NC : Dans une période de crise, de repli sur soi, la laïcité peut être instrumentalisée pour exclure, stigmatiser. Prenez le cas des menus prétendument casher et halal dans les cantines scolaires, dont parle le Front national. C’est totalement faux, ça ne se fait nulle part. Les propos de ce parti visent à faire peur, à stigmatiser. La simple diversité des menus n’est pas au service d’une religion, elle sert tous les enfants qui ne souhaitent pas forcément manger de la viande ce jour-là.
L’autorisation de l’abattage rituel en France est pourtant une dérogation à des règles d’ordre public (sur l’interdiction de la souffrance animale) pour un motif religieux…

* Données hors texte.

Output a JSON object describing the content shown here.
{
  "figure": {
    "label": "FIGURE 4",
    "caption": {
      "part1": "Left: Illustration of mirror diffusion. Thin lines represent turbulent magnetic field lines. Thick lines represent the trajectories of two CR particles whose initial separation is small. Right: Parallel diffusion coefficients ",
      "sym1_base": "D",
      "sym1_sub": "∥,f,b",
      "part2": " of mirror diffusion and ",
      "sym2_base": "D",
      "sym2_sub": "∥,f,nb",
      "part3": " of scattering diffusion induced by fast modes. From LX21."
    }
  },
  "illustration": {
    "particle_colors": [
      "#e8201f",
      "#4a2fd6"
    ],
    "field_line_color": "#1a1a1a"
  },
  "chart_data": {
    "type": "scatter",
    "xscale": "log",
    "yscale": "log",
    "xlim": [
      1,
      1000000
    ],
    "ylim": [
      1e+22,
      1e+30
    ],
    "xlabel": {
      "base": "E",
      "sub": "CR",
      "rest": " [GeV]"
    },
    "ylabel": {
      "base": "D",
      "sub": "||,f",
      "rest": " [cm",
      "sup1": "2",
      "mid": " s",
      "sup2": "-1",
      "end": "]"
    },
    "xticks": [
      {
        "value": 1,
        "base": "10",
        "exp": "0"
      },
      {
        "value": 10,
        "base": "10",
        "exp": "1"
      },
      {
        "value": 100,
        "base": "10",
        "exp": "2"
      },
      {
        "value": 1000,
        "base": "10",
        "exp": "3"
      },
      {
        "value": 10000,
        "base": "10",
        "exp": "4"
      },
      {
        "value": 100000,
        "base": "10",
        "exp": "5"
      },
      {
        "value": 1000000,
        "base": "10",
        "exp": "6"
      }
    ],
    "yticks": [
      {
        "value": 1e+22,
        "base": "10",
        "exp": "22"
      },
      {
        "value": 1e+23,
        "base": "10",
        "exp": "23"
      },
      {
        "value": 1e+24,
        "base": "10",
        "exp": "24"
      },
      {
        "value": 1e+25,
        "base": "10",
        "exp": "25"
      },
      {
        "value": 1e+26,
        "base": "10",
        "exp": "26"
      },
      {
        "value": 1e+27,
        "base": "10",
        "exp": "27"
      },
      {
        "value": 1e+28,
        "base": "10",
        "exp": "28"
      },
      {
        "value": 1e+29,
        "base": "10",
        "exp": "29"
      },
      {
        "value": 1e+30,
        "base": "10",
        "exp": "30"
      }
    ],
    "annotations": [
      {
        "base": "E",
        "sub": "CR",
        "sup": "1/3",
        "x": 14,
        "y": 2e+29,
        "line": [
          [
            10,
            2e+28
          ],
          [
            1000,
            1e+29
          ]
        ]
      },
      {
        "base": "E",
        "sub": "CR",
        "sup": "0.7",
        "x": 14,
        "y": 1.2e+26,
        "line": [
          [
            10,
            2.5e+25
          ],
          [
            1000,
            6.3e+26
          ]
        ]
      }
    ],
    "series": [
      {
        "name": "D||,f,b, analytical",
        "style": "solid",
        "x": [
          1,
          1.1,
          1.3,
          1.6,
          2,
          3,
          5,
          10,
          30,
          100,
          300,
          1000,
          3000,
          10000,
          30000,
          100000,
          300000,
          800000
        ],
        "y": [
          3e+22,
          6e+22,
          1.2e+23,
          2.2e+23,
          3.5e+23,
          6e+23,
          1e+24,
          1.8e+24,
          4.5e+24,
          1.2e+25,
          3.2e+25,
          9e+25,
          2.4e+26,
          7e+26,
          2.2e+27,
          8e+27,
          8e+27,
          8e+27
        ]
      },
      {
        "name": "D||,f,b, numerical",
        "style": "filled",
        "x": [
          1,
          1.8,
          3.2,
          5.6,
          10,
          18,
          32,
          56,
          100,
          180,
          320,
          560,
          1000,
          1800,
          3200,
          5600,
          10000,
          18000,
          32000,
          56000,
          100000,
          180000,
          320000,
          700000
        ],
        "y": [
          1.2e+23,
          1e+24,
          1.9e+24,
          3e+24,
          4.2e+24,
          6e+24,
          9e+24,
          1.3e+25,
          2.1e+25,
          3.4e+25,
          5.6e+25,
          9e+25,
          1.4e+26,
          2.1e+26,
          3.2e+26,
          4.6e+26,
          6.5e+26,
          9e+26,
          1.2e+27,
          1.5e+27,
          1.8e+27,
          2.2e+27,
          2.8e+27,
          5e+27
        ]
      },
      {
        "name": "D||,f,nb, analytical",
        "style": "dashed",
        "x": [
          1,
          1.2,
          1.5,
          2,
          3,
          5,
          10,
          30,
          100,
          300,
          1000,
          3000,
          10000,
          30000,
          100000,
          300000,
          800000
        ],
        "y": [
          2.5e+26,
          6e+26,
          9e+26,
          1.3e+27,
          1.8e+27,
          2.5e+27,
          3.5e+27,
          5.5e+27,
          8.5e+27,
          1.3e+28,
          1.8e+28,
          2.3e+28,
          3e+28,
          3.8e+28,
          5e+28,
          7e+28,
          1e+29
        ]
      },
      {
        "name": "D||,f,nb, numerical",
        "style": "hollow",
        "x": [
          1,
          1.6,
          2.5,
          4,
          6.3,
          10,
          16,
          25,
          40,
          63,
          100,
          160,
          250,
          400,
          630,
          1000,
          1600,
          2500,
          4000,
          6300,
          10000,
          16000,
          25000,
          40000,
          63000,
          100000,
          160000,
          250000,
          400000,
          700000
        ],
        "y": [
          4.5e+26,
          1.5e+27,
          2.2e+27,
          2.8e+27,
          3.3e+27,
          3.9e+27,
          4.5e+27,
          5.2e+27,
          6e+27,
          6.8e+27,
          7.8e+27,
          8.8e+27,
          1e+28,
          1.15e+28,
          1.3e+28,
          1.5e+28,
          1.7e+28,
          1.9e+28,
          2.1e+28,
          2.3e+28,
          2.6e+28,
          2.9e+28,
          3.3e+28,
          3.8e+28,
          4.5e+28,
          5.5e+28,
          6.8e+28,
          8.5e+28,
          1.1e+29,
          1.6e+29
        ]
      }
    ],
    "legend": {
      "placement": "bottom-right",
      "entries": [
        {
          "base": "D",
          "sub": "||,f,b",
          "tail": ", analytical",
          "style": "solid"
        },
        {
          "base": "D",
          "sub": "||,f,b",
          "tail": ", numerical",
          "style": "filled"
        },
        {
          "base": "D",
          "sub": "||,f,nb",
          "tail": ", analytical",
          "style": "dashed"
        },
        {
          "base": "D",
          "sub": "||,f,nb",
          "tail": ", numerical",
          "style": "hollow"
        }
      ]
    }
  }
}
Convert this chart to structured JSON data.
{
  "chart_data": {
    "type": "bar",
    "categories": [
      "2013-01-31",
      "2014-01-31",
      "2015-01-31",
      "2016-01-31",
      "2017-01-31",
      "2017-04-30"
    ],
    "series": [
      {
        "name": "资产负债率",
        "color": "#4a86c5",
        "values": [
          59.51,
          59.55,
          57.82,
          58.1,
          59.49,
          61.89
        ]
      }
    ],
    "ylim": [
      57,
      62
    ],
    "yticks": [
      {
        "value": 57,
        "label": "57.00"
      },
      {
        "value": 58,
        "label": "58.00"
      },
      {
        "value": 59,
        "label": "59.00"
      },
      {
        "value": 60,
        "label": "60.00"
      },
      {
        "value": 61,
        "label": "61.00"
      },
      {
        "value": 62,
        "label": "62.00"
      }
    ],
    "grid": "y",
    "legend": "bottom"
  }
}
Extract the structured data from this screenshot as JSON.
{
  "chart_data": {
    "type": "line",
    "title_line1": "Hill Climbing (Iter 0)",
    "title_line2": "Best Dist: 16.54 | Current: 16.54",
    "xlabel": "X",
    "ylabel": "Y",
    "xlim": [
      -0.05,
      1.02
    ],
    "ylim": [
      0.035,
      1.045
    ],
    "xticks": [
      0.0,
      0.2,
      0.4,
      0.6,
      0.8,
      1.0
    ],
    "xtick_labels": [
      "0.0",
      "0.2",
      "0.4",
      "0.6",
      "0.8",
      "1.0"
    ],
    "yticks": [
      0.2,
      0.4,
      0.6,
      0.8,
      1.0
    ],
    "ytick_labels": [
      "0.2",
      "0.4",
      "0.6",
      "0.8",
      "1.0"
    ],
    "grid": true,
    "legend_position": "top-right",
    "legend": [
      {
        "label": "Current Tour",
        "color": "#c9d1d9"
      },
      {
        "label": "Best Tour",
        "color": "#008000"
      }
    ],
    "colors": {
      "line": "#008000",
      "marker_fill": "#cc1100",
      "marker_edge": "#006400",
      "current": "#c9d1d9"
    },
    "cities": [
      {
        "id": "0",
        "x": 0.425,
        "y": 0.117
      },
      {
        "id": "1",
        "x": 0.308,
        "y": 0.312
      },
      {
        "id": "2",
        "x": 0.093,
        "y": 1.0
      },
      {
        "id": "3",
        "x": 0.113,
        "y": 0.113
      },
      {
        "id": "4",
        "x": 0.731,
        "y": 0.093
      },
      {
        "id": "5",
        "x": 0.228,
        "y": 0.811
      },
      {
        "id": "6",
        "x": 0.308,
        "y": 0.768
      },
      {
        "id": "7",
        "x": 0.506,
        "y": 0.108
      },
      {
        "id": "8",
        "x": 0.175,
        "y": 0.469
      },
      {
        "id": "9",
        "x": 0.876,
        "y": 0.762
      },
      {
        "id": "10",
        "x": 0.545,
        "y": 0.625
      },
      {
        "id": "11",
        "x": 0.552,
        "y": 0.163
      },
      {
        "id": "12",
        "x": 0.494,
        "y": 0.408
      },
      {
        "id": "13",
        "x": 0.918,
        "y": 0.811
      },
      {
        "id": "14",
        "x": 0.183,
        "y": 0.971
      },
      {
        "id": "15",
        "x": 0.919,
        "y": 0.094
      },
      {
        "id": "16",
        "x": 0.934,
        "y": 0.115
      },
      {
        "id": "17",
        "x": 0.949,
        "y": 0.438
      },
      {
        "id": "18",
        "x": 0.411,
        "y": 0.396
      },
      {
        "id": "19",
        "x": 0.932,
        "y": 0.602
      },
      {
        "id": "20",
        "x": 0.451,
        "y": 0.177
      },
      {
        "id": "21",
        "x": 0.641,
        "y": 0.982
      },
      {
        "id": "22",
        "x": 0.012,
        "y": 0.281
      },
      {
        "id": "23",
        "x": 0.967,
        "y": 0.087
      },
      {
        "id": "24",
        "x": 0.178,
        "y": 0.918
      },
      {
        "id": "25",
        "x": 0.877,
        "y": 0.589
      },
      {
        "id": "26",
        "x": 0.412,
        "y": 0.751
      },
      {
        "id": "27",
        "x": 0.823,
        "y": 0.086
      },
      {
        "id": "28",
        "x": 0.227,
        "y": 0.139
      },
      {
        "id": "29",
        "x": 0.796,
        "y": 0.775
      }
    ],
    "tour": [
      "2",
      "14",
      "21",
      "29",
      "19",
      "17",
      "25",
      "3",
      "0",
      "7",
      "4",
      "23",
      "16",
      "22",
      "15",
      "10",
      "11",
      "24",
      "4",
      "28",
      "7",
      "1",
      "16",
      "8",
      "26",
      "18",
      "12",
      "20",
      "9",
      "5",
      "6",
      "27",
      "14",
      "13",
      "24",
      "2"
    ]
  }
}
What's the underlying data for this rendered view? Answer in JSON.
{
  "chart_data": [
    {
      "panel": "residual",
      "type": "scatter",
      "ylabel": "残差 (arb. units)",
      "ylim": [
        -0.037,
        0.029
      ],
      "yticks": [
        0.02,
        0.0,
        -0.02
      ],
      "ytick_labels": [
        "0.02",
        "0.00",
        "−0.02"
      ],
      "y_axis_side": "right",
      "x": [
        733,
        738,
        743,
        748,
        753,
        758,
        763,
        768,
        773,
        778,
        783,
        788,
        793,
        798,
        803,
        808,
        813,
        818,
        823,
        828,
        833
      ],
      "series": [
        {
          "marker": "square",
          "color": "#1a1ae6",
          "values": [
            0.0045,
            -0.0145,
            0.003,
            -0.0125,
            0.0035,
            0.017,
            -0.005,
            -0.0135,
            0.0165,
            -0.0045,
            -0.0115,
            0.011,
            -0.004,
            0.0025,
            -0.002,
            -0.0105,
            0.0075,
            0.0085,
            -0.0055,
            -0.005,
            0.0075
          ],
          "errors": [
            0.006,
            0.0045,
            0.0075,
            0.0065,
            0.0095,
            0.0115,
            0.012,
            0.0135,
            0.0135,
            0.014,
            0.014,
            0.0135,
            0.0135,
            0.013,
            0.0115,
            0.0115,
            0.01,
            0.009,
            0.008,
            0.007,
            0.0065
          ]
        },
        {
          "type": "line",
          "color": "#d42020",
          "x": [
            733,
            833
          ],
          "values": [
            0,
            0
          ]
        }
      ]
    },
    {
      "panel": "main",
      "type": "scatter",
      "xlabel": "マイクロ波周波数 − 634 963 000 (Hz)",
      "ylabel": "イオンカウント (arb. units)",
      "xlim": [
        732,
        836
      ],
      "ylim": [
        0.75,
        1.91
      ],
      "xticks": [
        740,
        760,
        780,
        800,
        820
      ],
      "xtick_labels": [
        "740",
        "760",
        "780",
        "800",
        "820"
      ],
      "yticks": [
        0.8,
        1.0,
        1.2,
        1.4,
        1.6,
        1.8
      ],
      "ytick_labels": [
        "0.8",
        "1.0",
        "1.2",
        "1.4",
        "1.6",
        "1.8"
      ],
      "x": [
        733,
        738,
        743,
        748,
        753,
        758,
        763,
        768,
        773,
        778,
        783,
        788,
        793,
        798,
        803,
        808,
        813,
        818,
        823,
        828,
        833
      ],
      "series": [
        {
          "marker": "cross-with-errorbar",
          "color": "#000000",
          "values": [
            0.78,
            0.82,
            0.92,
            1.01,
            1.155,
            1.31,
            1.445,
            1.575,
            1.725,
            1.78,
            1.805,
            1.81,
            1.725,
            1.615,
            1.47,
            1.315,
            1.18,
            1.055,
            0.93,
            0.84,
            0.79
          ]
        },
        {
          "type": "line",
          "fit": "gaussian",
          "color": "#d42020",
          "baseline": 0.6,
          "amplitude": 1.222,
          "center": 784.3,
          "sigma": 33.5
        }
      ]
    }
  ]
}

NC : Les croyants ont le droit de pratiquer leurs rituels. L’abatage rituel est un fait en France et l’Etat n’est pas hypocrite devant cette réalité. L’Etat préfère que cela se passe sur le territoire national et que cela soit encadré dans des abattoirs. Interdire, laissez-faire, développer des filières contestables, c’est à ce moment que cela devient dangereux.
La laïcité est un sujet sensible. Produire des lois (comme en 2004 sur les signes religieux, ou en 2010 sur la dissimulation du visage) est-il la solution?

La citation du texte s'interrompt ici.